Now the above call takes 380ms, which is ridiculous. Why? Because the below version of the exact same call takes 11ms.

SELECT ai.ID 
FROM association_internal ai 
WHERE ai.source_object_record_id IN(57928,57927);

Just by using IN vs. MEMBER OF, it works fine. MEMBER OF is so slow, it's (honestly) unusable in an enterprise setting. The speed degrades the more numbers we have (and we can have 100 in the above example).

Obviously there's some crazy slow processing of MEMBER OF (perhaps it's even avoiding indexing?) but we cannot pass a JSON array as a property of IN. Now I COULD write dynamic SQL and execute that manually, but that's ugly and sloppy.

So the question is this - is there a way to pass a JSON array for use in a hardcoded query that doesn't use MEMBER OF? Something that'll be just as fast as hardcoding the IN values? Or a way to convert a JSON array of values into a useable IN or EXISTS use case?

CodePudding user response:

I can't believe it. Using JSON_TABLE only takes 12ms to convert the array. So I can front-load any array as a CTE and use IN and it's lightning fast.

For clarity, the fix is:

WITH frontload_array AS
(
  SELECT jt.ID 
  FROM JSON_TABLE('[1,2,3,4,5]', '$[*]' COLUMNS(ID int PATH '$')) AS jt
)
SELECT ai.ID 
FROM association_internal ai 
WHERE ai.source_object_record_id IN(SELECT ID FROM frontload_array);

CodePudding user response:

The right way to optimize this query is to use IN() with a discrete value for each element in your array. You can't optimize a comparison against a comma-separated string.

SELECT ai.ID 
FROM association_internal ai 
WHERE ai.source_object_record_id IN(?, ?, ?, ...);

Make as many ? placeholders as you have elements in your array, and bind each element as a scalar to each parameter.

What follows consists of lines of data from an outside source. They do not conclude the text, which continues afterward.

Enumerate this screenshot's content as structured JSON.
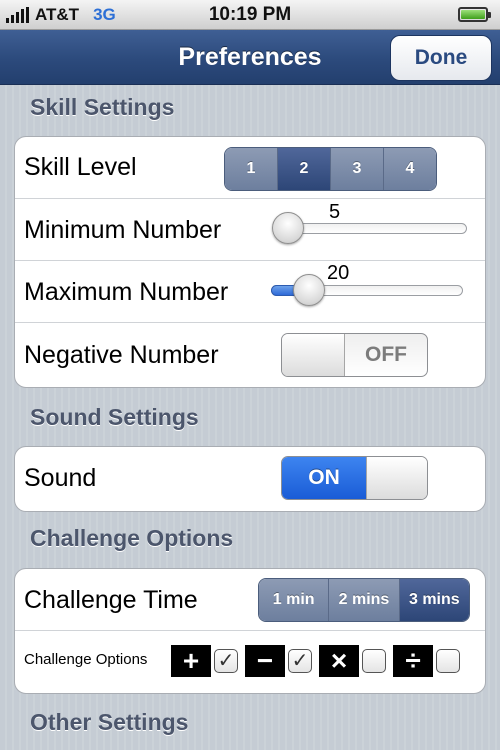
{
  "status_bar": {
    "carrier": "AT&T",
    "network": "3G",
    "time": "10:19 PM",
    "battery_level": 1.0
  },
  "nav": {
    "title": "Preferences",
    "done_label": "Done"
  },
  "sections": {
    "skill": "Skill Settings",
    "sound": "Sound Settings",
    "challenge": "Challenge Options",
    "other": "Other Settings"
  },
  "skill": {
    "level_label": "Skill Level",
    "levels": [
      "1",
      "2",
      "3",
      "4"
    ],
    "selected_level": "2",
    "min_label": "Minimum Number",
    "min_value": "5",
    "min_fraction": 0.07,
    "max_label": "Maximum Number",
    "max_value": "20",
    "max_fraction": 0.2,
    "negative_label": "Negative Number",
    "negative_state": "OFF"
  },
  "sound": {
    "label": "Sound",
    "state": "ON"
  },
  "challenge": {
    "time_label": "Challenge Time",
    "times": [
      "1 min",
      "2 mins",
      "3 mins"
    ],
    "selected_time": "3 mins",
    "options_label": "Challenge Options",
    "ops": [
      {
        "name": "plus",
        "symbol": "+",
        "checked": true,
        "mark": "✓"
      },
      {
        "name": "minus",
        "symbol": "−",
        "checked": true,
        "mark": "✓"
      },
      {
        "name": "times",
        "symbol": "×",
        "checked": false,
        "mark": ""
      },
      {
        "name": "divide",
        "symbol": "÷",
        "checked": false,
        "mark": ""
      }
    ]
  },
  "colors": {
    "nav_blue": "#2c4a7c",
    "selected_segment": "#2d4677",
    "switch_on": "#1a5cd6",
    "background": "#c5ccd4"
  }
}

This is not ugly or sloppy, this is the proper way to use SQL. When you write functions in Java or other language, do you pass arguments as a comma-separated string and expect the function to split that string? No — you would pass a separate value per argument.

CodePudding user response:

JSON is a string; it has to be parsed to see what is in it. And, in most cases, the query must look at every row; no shortcuts.

An RDBMS is a structure that is optimized to fetch things. This is especially true when INDEXes are used.

Indexes into JSON are minimal, and you have to work to get them -- such as with "generated" columns.

Use JSON for stuff that you won't need in WHERE, GROUP BY or ORDER BY.